Finding best critical region

Question

X is a single observation from p(X). Test Ho: Poisson(1) vs H1: geometric with p= 1/2.

I used the Neyman Pearson formula, f(x|H1)/f(x|Ho). Is the critical region X!/2^(X+1)>c? If so, how do I prove that the test is unbiased?

Thank you

Answer 1

Your test should be the likelihood ratio test if you're using a Bayesian or Minimax or Neyman-Pearson formulation: $\frac{p_1(x)}{p_0(x)} > c$ declares $H_1$, $<c$ declares $H_0$ and equality can optionally be randomized between the two hypothesis with probability $\gamma$ (declare $H_1$) if you need to meet some false alarm constraint or are designing the test to be best in a minimax setting or something.

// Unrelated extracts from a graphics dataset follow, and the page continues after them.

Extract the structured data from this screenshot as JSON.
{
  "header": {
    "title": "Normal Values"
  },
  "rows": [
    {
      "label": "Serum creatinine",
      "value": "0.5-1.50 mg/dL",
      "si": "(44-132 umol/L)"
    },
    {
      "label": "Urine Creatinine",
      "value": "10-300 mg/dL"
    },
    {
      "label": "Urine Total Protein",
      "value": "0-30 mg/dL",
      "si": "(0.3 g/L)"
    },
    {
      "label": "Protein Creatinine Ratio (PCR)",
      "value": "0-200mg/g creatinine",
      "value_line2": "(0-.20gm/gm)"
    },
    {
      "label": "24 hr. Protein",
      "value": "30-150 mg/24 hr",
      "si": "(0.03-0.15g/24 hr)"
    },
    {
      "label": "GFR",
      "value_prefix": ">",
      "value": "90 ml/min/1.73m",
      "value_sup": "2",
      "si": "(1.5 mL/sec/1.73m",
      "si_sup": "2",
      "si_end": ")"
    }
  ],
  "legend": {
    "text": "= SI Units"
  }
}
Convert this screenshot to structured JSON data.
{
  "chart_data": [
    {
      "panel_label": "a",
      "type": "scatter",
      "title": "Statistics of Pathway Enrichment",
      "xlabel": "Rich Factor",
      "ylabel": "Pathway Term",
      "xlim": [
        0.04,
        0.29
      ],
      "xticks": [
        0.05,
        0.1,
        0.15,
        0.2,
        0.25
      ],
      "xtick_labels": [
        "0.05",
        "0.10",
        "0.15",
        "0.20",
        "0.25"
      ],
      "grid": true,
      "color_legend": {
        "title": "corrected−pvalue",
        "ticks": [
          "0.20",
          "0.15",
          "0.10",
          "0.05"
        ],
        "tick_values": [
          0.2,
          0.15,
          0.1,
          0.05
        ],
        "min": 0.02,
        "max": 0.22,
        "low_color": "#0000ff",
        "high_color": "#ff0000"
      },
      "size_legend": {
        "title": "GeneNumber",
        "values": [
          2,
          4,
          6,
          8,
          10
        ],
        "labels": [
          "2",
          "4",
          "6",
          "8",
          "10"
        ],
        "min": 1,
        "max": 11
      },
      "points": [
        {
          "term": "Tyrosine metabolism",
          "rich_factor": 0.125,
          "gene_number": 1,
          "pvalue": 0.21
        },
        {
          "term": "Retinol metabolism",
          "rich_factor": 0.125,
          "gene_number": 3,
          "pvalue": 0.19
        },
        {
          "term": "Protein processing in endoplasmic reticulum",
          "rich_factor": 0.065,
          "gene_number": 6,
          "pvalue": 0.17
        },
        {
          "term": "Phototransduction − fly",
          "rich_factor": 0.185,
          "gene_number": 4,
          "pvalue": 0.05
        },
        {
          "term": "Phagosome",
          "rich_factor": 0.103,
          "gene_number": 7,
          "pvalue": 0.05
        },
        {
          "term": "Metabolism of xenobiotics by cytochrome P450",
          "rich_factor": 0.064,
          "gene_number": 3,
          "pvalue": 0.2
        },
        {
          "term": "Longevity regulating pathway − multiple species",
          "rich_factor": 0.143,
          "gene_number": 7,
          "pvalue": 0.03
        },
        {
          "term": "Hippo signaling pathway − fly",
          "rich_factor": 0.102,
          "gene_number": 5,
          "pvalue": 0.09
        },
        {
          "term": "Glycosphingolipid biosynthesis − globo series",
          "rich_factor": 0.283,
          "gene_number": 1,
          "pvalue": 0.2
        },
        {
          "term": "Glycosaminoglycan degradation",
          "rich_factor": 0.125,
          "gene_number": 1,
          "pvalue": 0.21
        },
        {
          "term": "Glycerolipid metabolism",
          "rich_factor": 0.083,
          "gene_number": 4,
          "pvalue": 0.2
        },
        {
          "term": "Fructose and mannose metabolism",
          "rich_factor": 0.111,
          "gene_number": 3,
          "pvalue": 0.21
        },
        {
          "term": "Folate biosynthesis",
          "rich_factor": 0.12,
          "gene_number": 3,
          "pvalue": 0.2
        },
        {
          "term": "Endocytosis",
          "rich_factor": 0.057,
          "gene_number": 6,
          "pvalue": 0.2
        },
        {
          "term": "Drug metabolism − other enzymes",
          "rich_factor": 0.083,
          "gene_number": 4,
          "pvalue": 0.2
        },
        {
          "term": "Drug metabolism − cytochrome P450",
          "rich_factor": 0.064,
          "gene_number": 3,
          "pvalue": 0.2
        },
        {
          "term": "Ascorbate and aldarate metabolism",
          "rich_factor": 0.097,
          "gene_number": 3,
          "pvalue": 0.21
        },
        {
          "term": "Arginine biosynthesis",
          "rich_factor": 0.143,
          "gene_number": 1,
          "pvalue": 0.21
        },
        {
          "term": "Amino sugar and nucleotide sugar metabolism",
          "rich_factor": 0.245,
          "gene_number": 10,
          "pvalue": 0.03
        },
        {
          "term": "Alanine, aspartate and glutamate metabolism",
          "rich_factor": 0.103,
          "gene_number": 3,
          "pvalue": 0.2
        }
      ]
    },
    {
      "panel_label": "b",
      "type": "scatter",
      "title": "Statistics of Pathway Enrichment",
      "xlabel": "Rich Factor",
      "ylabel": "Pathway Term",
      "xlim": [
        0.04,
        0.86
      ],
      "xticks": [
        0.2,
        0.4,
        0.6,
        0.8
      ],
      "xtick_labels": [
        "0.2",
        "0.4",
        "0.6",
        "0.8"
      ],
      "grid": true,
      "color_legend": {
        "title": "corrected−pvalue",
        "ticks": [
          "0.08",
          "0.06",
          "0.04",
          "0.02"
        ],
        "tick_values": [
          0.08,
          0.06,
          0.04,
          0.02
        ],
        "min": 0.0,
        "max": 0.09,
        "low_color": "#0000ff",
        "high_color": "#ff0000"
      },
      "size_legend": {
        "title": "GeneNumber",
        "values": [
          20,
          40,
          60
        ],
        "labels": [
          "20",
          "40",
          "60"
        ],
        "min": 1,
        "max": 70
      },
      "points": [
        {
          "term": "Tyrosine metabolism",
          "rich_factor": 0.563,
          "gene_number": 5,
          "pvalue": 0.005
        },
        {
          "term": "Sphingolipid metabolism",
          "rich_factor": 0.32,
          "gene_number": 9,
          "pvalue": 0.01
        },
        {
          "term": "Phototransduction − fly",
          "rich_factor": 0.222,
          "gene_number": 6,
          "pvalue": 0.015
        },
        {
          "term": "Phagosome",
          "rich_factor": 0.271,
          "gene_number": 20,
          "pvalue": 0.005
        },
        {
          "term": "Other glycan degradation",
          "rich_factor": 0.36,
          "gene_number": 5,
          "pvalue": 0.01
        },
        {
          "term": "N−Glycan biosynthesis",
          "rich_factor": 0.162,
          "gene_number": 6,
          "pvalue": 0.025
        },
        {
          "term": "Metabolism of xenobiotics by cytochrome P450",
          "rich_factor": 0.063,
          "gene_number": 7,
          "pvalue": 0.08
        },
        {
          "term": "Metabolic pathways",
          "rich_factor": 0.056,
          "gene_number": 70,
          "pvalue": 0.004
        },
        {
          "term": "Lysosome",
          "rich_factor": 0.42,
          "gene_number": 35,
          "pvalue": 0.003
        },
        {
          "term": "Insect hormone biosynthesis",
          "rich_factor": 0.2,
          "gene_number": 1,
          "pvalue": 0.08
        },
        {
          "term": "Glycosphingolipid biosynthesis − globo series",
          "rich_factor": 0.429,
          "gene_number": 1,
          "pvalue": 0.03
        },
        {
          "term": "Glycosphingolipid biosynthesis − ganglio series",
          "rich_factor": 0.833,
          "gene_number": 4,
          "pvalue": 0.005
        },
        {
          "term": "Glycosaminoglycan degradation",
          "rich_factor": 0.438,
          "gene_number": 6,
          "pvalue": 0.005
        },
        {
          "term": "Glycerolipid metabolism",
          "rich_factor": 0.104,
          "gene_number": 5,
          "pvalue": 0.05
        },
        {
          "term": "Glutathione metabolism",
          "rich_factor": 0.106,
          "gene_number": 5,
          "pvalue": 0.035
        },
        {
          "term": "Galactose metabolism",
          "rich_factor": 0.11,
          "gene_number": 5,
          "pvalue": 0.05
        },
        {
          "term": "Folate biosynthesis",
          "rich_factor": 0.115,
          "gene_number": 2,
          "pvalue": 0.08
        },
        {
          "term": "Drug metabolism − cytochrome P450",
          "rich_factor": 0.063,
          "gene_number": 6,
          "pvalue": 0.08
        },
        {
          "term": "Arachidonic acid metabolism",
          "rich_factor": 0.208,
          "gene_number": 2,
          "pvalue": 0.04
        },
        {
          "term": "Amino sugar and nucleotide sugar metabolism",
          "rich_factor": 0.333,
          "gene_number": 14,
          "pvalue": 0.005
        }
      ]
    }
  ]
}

In this case, $p_1(x)$ will be the pmf of a Poission(1) distribution, and $p_0(x)$ will be the pmf of a geometric distribution. Your test statistic will be thus $\frac{2^x}{x!}>c$ declare $H_1$, $=$ declare $H_0$ with probability $(1-\gamma)$ and $H_1, otherwise, $

As for the test being unbiased, you want to see that the probability of declaring $H_1$ under $H_1$ is higher than the probability of declaring $H_1$ under $H_0$: $\gamma P_1 [\frac{p_1(x)}{p_0(x)} = c] + P_1 [\frac{p_1(x)}{p_0(x)} > c] \geq (1-\gamma) P_0 [\frac{p_1(x)}{p_0(x)} = c] + P_0 [\frac{p_1(x)}{p_0(x)} > c]$.

That is, the power under $H_1$ (LHS) is bigger than the false alarm probability (RHS).